OECD sees Indonesia's economic growth projection down to 4.9 percent

  • Published on 18/03/2025 GMT+7

  • Reading time 2 minutes

  • Author: Renold Rinaldi

  • Editor: Imanuddin Razak

The Organisation for Economic Cooperation and Development (OECD) has cut its projection for Indonesia's economic growth this year from 5.2 percent to 4.9 percent, while next year's projection is predicted to lower from 5.1 percent to 5 percent. 

The cuts are part of a broader revision to global economic growth projections, which have been cut from 3.3 percent to 3.1 percent this year and from 3.1 percent to 3 percent next year. 

According to the March 2025 edition of the OECD Economic Outlook, economic growth in developing G20 countries has generally slowed. 

China is projected to grow by only 4.8 percent this year and 4.6 percent next year, impacted by President Donald J. Trump's high tariff policies. 

India is expected to grow by 6.4 percent in the 2024-2025 fiscal year and 6.6 percent in the 2025-2026 fiscal year. 

Brazil's growth is expected to slow from 3.4 percent in 2024 to 2.1 percent in 2025, and only 1.4 percent in 2026, due to the impact of monetary tightening and high U.S. tariffs on steel and aluminum exports.

 

Global inflation to decrease

The OECD also expects global inflation to be lower in the next few years.

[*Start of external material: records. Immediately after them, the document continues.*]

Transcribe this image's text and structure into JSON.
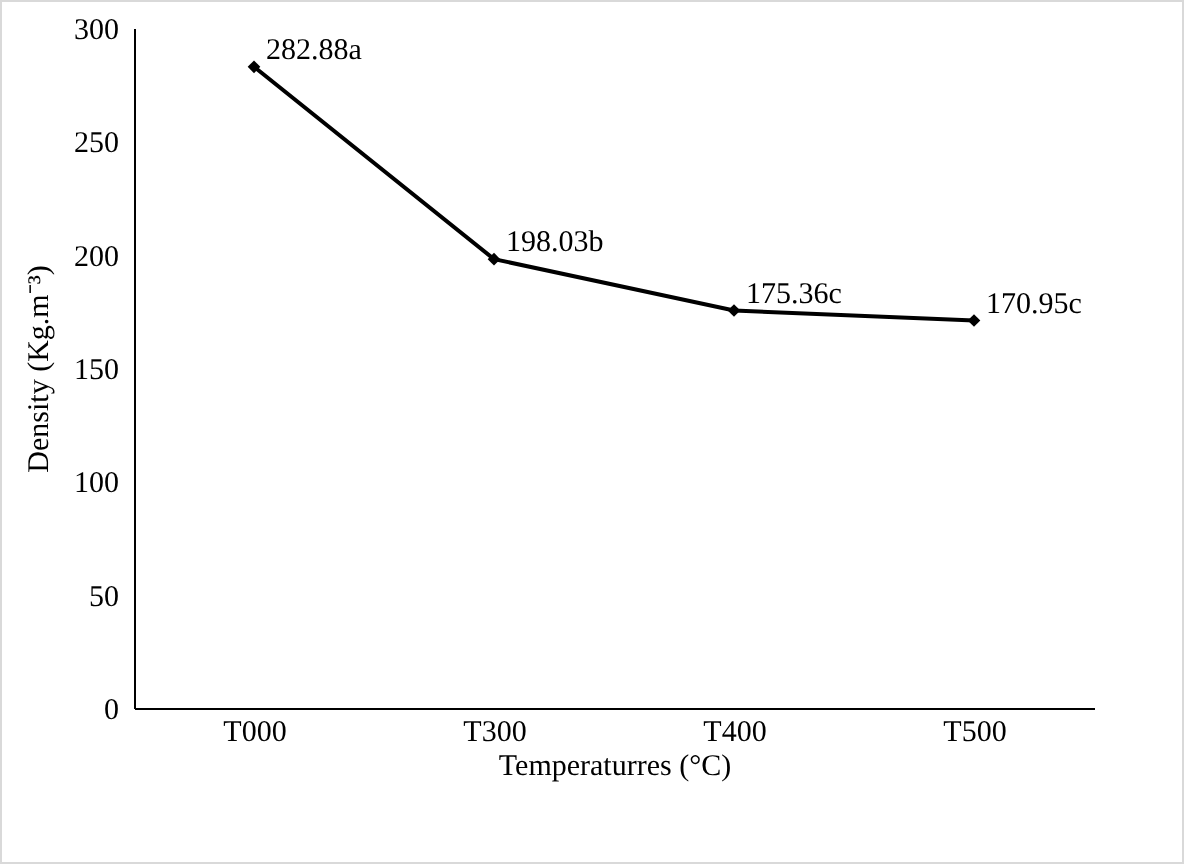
{
  "chart_data": {
    "type": "line",
    "xlabel": "Temperaturres (°C)",
    "ylabel": "Density (Kg.m⁻³)",
    "categories": [
      "T000",
      "T300",
      "T400",
      "T500"
    ],
    "series": [
      {
        "color": "#000000",
        "values": [
          282.88,
          198.03,
          175.36,
          170.95
        ],
        "value_labels": [
          "282.88a",
          "198.03b",
          "175.36c",
          "170.95c"
        ]
      }
    ],
    "ylim": [
      0,
      300
    ],
    "yticks": [
      0,
      50,
      100,
      150,
      200,
      250,
      300
    ],
    "grid": false,
    "marker": "diamond",
    "line_style": "solid"
  }
}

As for G20 countries, headline inflation is expected to fall from 5.3 percent (2024) to 3.8 percent (2025), and 3.2 percent (2026). 

For advanced G20 countries, core inflation is projected at 2.7 percent (2024), 2.6 percent (2025), and 2.4 percent (2026). 

Meanwhile, for developing countries, annual inflation is expected to fall more sharply, especially in Argentina and Turkiye, which previously experienced high inflation spikes. 

Indonesia case

However, several developing countries are actually experiencing an increase in inflation, including Indonesia and South Africa. 

The cut in Indonesia's economic growth projection reflects the impact of the global economic slowdown, particularly from declining export demand and potential inflationary volatility. 

The government needs to anticipate this trend with more adaptive economic policies, including encouraging domestic investment and maintaining people's purchasing power.